Add the tripe, half the stock and warm water.
Add salt and pepper and cook until the tripe is cooked and very soft. In a separate pot add the butter and 250ml stock; heat over medium flame then add the samp.
Keep stirring, and slowly add the remaining stock as the samp softens and the liquid evaporates.
Meanwhile, slice the chicken breast horizontally, but not all the way through, and flatten it as much as possible without tearing.
Steam the spinach until wilted, season and spread half of it on the flattened chicken.
Add thin slices of Mozzarella on top of the spinach, roll it up, wrap tightly in cling film, and refrigerate until ready to cook.
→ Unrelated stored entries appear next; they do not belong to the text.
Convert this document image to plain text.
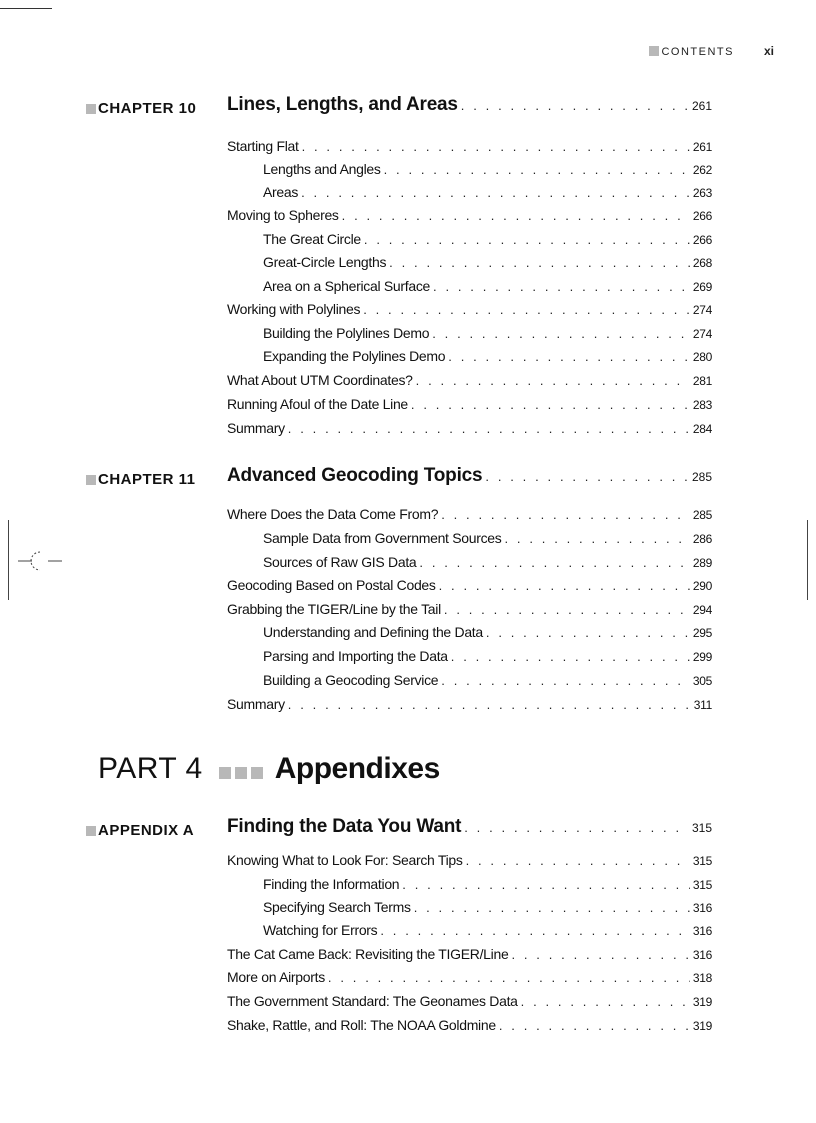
CONTENTS	xi
CHAPTER 10 Lines, Lengths, and Areas . . .	261
Starting Flat . . .	261
Lengths and Angles . . .	262
Areas . . .	263
Moving to Spheres . . .	266
The Great Circle . . .	266
Great-Circle Lengths . . .	268
Area on a Spherical Surface . . .	269
Working with Polylines . . .	274
Building the Polylines Demo . . .	274
Expanding the Polylines Demo . . .	280
What About UTM Coordinates? . . .	281
Running Afoul of the Date Line . . .	283
Summary . . .	284
CHAPTER 11 Advanced Geocoding Topics . . .	285
Where Does the Data Come From? . . .	285
Sample Data from Government Sources . . .	286
Sources of Raw GIS Data . . .	289
Geocoding Based on Postal Codes . . .	290
Grabbing the TIGER/Line by the Tail . . .	294
Understanding and Defining the Data . . .	295
Parsing and Importing the Data . . .	299
Building a Geocoding Service . . .	305
Summary . . .	311
PART 4 Appendixes
APPENDIX A Finding the Data You Want . . .	315
Knowing What to Look For: Search Tips . . .	315
Finding the Information . . .	315
Specifying Search Terms . . .	316
Watching for Errors . . .	316
The Cat Came Back: Revisiting the TIGER/Line . . .	316
More on Airports . . .	318
The Government Standard: The Geonames Data . . .	319
Shake, Rattle, and Roll: The NOAA Goldmine . . .	319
While still in the cling film (to help keep its shape while cooking), place the rolled-up chicken in a pot of salted water and boil.
Next, lay out the tripe, remove the cooked chicken from the pot, cut off the cling wrap, and place the chicken on top of the tripe.
Roll up the tripe so the chicken fits snugly inside and creates a roulade.
Deep fry the roulade until the tripe is crispy. Reduce the stock that the tripe cooked in for use as a sauce.
Add the rest of the wilted spinach to the samp, along with the cream and Parmesan cheese to make it more luxurious.
To serve: Cut the roulade in half and plate each half on a bed of creamy African risotto and finish off with a drizzle of the sauce.